Foto: Alex Dos Santos (Pexels)

 

La región enfrenta un 2026 con varios frentes abiertos: gestionar las consecuencias de una intervención que redefine la soberanía, navegar relaciones bilaterales complejas con Washington, y reactivar sus economías en un contexto de incertidumbre comercial global y con malestar social interno en alza.

La crítica escalada diplomática entre Colombia y Estados Unidos dio un giro ayer inesperado hacia la desescalada tras una larga y «constructiva» conversación telefónica entre los presidentes Gustavo Petro y Donald Trump, quienes acordaron una próxima reunión en la Casa Blanca. Así, Washington busca reducir al máximo las fricciones con actores regionales para consolidar su posición en Venezuela, porque pesar de las diferencias ideológicas, entiende que necesitará cooperación de todos los actores regionales para evitar un caos hemisférico.

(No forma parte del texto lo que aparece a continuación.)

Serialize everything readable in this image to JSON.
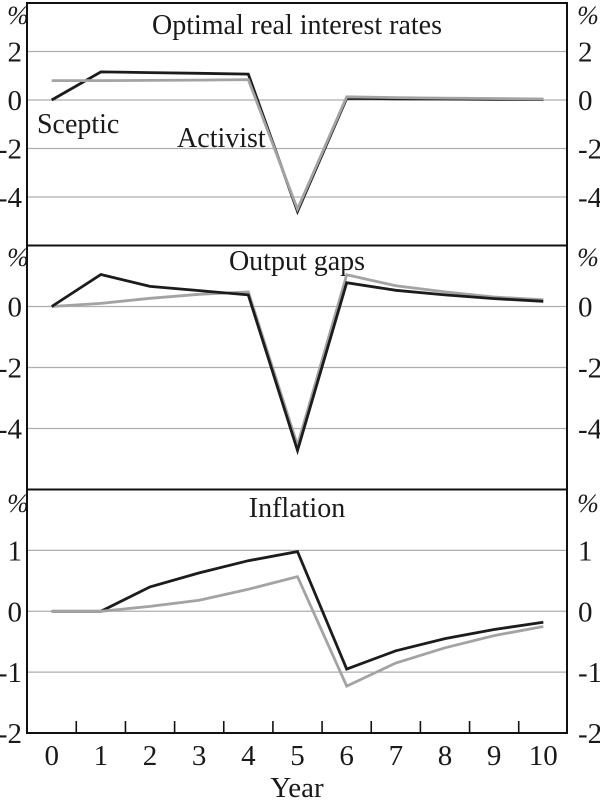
{
  "figure_name": "Three-panel macroeconomic simulation chart",
  "axis": {
    "xlabel": "Year",
    "x_tick_labels": [
      "0",
      "1",
      "2",
      "3",
      "4",
      "5",
      "6",
      "7",
      "8",
      "9",
      "10"
    ],
    "unit_label": "%"
  },
  "line_colors": {
    "sceptic": "#1c1c1c",
    "activist": "#a3a3a3"
  },
  "chart_data": [
    {
      "type": "line",
      "title": "Optimal real interest rates",
      "unit_label": "%",
      "x": [
        0,
        1,
        2,
        3,
        4,
        5,
        6,
        7,
        8,
        9,
        10
      ],
      "ylim": [
        -6,
        4
      ],
      "yticks": [
        2,
        0,
        -2,
        -4
      ],
      "grid": true,
      "legend_position": "none",
      "top_series": "Activist",
      "series": [
        {
          "name": "Sceptic",
          "color": "#1c1c1c",
          "values": [
            0,
            1.16,
            1.13,
            1.1,
            1.07,
            -4.6,
            0.07,
            0.05,
            0.04,
            0.03,
            0.02
          ]
        },
        {
          "name": "Activist",
          "color": "#a3a3a3",
          "values": [
            0.8,
            0.8,
            0.81,
            0.82,
            0.84,
            -4.5,
            0.13,
            0.1,
            0.08,
            0.06,
            0.04
          ]
        }
      ],
      "annotations": [
        {
          "text": "Sceptic",
          "year": -0.3,
          "value": -1.36
        },
        {
          "text": "Activist",
          "year": 2.55,
          "value": -1.94
        }
      ]
    },
    {
      "type": "line",
      "title": "Output gaps",
      "unit_label": "%",
      "x": [
        0,
        1,
        2,
        3,
        4,
        5,
        6,
        7,
        8,
        9,
        10
      ],
      "ylim": [
        -6,
        2
      ],
      "yticks": [
        0,
        -2,
        -4
      ],
      "grid": true,
      "legend_position": "none",
      "top_series": "Sceptic",
      "series": [
        {
          "name": "Sceptic",
          "color": "#1c1c1c",
          "values": [
            0,
            1.05,
            0.66,
            0.52,
            0.38,
            -4.72,
            0.78,
            0.53,
            0.38,
            0.26,
            0.17
          ]
        },
        {
          "name": "Activist",
          "color": "#a3a3a3",
          "values": [
            0,
            0.1,
            0.27,
            0.4,
            0.48,
            -4.55,
            1.04,
            0.68,
            0.48,
            0.31,
            0.22
          ]
        }
      ],
      "annotations": []
    },
    {
      "type": "line",
      "title": "Inflation",
      "unit_label": "%",
      "x": [
        0,
        1,
        2,
        3,
        4,
        5,
        6,
        7,
        8,
        9,
        10
      ],
      "ylim": [
        -2,
        2
      ],
      "yticks": [
        1,
        0,
        -1,
        -2
      ],
      "grid": true,
      "legend_position": "none",
      "top_series": "Activist",
      "series": [
        {
          "name": "Sceptic",
          "color": "#1c1c1c",
          "values": [
            0,
            0,
            0.4,
            0.63,
            0.83,
            0.98,
            -0.95,
            -0.65,
            -0.45,
            -0.3,
            -0.18
          ]
        },
        {
          "name": "Activist",
          "color": "#a3a3a3",
          "values": [
            0,
            0,
            0.08,
            0.18,
            0.36,
            0.57,
            -1.23,
            -0.85,
            -0.6,
            -0.4,
            -0.25
          ]
        }
      ],
      "annotations": []
    }
  ]
}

Se inicia una etapa de aggiornamento a la nueva realidad con la presidenta encargada y exvicepresidenta de Nicolás Maduro, Delcy Rodríguez. ¿Cómo gobernará un país aún escéptico sobre su participación en la captura de Maduro, con voces que acusan «autogolpe» del chavismo, con figuras fuertes aún presentes como Diosdado Cabello y Vladimir Padrino López, y por otra, con objetivo explícito de Estados Unidos de controlar el petróleo del país «indefinidamente» y convertirse en su principal socio comercial?

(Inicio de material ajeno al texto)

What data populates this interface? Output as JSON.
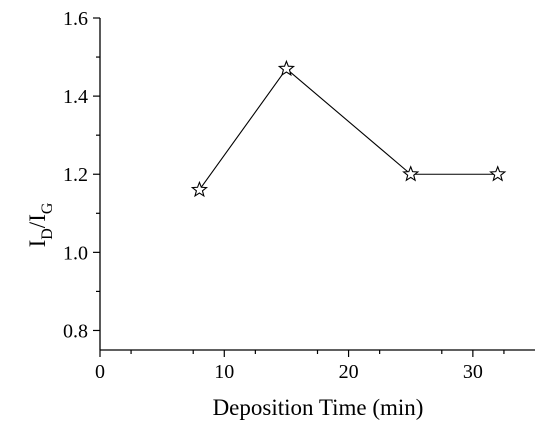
{
  "chart_data": {
    "type": "line",
    "title": "",
    "xlabel": "Deposition Time (min)",
    "ylabel_main": "I",
    "ylabel_sub1": "D",
    "ylabel_slash": "/I",
    "ylabel_sub2": "G",
    "xlim": [
      0,
      35
    ],
    "ylim": [
      0.75,
      1.6
    ],
    "xticks": [
      0,
      10,
      20,
      30
    ],
    "xtick_labels": [
      "0",
      "10",
      "20",
      "30"
    ],
    "yticks": [
      0.8,
      1.0,
      1.2,
      1.4,
      1.6
    ],
    "ytick_labels": [
      "0.8",
      "1.0",
      "1.2",
      "1.4",
      "1.6"
    ],
    "grid": false,
    "marker": "open-star",
    "series": [
      {
        "x": [
          8,
          15,
          25,
          32
        ],
        "y": [
          1.16,
          1.47,
          1.2,
          1.2
        ]
      }
    ]
  }
}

El presidente de Estados Unidos, Donald Trump, aseguró que su país podría gobernar Venezuela y extraer petróleo de sus enormes reservas durante años e insistió en que el gobierno interino del país -todos antiguos funcionarios leales al ahora encarcelado Nicolás Maduro- no está «dando todo lo que consideramos necesario». «Solo el tiempo lo dirá», respondió en una entrevista con The New York Times al ser preguntado por el tiempo que la administración exigirá la supervisión directa de la nación sudamericana.

Lo cierto es que este plan plantea una serie de dudas prácticas ligadas por ejemplo al sector energético y presión internacional, las voces que claman «poca claridad» del apoyo desde la comunidad hispana de Miami mayoritariamente compuesta por la diáspora venezolana y cubana, la incertidumbre política y la infraestructura deteriorada como obstáculos inmediatos.

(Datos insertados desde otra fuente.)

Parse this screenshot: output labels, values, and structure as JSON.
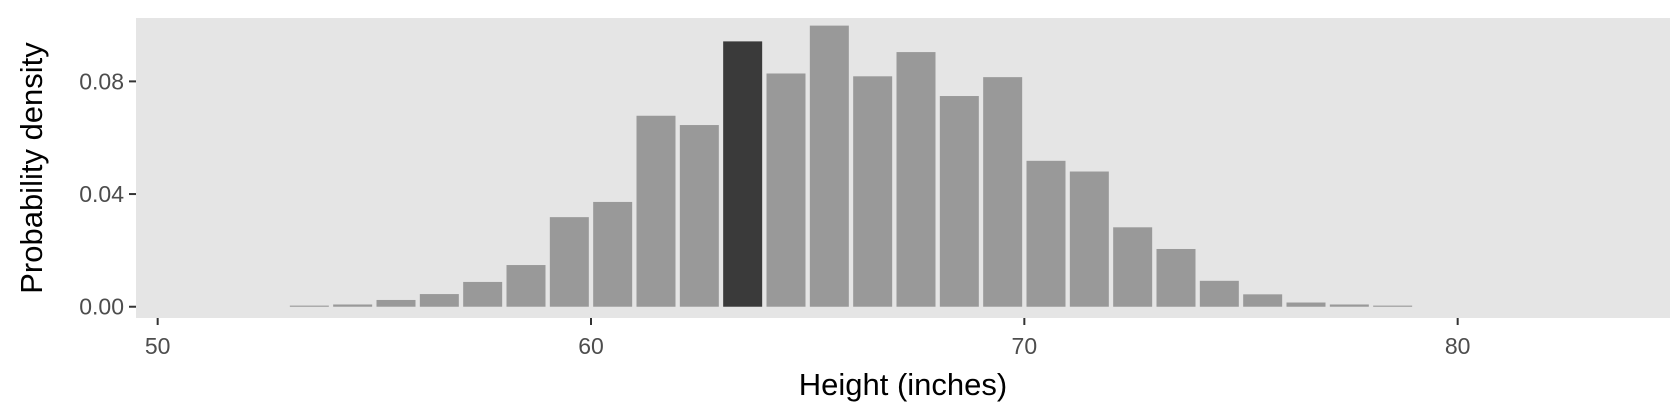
{
  "chart_data": {
    "type": "bar",
    "title": "",
    "xlabel": "Height (inches)",
    "ylabel": "Probability density",
    "xlim": [
      49.5,
      84.9
    ],
    "ylim": [
      -0.004,
      0.1025
    ],
    "x_ticks": [
      50,
      60,
      70,
      80
    ],
    "x_tick_labels": [
      "50",
      "60",
      "70",
      "80"
    ],
    "y_ticks": [
      0.0,
      0.04,
      0.08
    ],
    "y_tick_labels": [
      "0.00",
      "0.04",
      "0.08"
    ],
    "grid": false,
    "legend": "none",
    "bar_width": 0.9,
    "x": [
      53.5,
      54.5,
      55.5,
      56.5,
      57.5,
      58.5,
      59.5,
      60.5,
      61.5,
      62.5,
      63.5,
      64.5,
      65.5,
      66.5,
      67.5,
      68.5,
      69.5,
      70.5,
      71.5,
      72.5,
      73.5,
      74.5,
      75.5,
      76.5,
      77.5,
      78.5
    ],
    "values": [
      0.0004,
      0.0008,
      0.0024,
      0.0045,
      0.0088,
      0.0148,
      0.0318,
      0.0372,
      0.0678,
      0.0645,
      0.0942,
      0.0828,
      0.0998,
      0.0818,
      0.0904,
      0.0748,
      0.0815,
      0.0518,
      0.048,
      0.0282,
      0.0205,
      0.0092,
      0.0044,
      0.0015,
      0.0008,
      0.0004
    ],
    "highlight_index": 10,
    "colors": {
      "panel": "#e5e5e5",
      "bar": "#999999",
      "bar_highlight": "#3a3a3a",
      "tick": "#333333"
    }
  }
}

La captura de Maduro, ejecutada sin mandato del Consejo de Seguridad de la ONU, pone al sistema multilateral en una crisis de credibilidad profunda, erosionando su rol como garante del orden internacional basado en el derecho. Esta intervención, lejos de unificar a la oposición, deja a figuras como la recientemente laureada María Corina Machado y a Edmundo González con un futuro incierto y genera advertencias desde Miami sobre el riesgo de que el poder caiga en manos de actores «peores» que el régimen anterior.

De manera simultánea, los esfuerzos finales para cerrar el acuerdo UE-Mercosur se topan con la persistente oposición de Francia y Hungría, sumada a las protestas de agricultores europeos, lo que amenaza con postergar nuevamente un pacto comercial crucial para la inserción global del bloque sudamericano. Mientras la atención geopolítica se centra en Venezuela, la agenda económica y social regional continúa su curso bajo presión. Países como Argentina, México y Chile publican datos clave (producción industrial, política monetaria, inflación) que reflejan economías aún frágiles.